Villedieu-les-Poêles, un foyer campanaire toujours actif
Villedieu-les-Poêles est la ville française la plus directement associée à la fonderie Cornille-Havard. Son importance ne tient pas seulement à un récit historique : un atelier y produit toujours des cloches, au cœur d’une longue tradition de fondeurs et de travail du métal.
Implantée en Normandie, l’entreprise est l’héritière d’un savoir-faire campanaire dans lequel la maîtrise du feu rencontre celle de l’acoustique. Le mot « fonderie » pourrait laisser imaginer une production industrielle uniforme. Ici, chaque commande engage pourtant des décisions particulières : profil de la cloche, masse de métal, note recherchée, inscriptions, bas-reliefs et conditions d’installation.
Cette continuité donne à la ville une place singulière. La tradition ne se réduit pas à conserver des outils derrière une corde de musée : elle demeure crédible parce que les gestes servent encore à fabriquer des ouvrages destinés à sonner. C’est toute la différence entre la présentation d’un ancien métier et un patrimoine réellement productif.
Pour replacer cet atelier dans le paysage national sans répéter ici l’inventaire des sites, vous pouvez consulter ce panorama consacré à la fonderie de cloches en France. Retenez surtout qu’un nom célèbre ou un bâtiment ancien ne suffit pas : il faut distinguer le lieu patrimonial de l’atelier qui fond effectivement des cloches.

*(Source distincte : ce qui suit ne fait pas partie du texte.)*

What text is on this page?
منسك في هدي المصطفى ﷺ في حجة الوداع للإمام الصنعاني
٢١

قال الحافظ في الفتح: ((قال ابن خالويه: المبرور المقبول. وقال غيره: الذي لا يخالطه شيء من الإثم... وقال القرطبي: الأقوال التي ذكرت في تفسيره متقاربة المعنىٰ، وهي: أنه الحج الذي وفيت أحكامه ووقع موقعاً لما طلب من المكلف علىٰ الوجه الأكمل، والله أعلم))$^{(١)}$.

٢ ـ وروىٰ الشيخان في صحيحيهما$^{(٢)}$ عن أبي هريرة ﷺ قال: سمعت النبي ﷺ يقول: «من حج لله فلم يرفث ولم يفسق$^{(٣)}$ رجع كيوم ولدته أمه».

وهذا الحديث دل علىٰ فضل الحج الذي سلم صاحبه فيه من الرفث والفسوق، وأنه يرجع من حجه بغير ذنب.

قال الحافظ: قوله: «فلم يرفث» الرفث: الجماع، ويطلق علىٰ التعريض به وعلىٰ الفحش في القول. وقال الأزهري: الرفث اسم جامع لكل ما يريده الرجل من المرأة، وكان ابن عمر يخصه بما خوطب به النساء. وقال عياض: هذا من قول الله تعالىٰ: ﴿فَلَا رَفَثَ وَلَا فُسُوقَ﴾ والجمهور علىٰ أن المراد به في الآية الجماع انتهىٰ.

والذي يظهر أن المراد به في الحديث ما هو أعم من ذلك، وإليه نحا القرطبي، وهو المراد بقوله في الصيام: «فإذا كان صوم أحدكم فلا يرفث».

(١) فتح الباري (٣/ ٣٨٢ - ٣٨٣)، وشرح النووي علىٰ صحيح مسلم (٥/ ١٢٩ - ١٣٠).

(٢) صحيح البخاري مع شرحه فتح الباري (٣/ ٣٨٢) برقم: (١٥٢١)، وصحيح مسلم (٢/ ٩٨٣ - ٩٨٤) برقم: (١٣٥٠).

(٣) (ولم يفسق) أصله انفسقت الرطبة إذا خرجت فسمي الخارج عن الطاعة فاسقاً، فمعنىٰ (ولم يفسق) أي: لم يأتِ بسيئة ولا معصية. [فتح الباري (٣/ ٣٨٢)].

Un four à double voûte pour faire naître les grandes pièces
Le fil rouge de l’atelier Cornille-Havard est son grand four réverbère à double voûte, construit en 1865. Chauffé au bois et au charbon, il sert encore à la coulée des pièces de grande taille, d’après une donnée historique publiée par une source non institutionnelle et qu’il reste prudent de faire confirmer lors de la visite.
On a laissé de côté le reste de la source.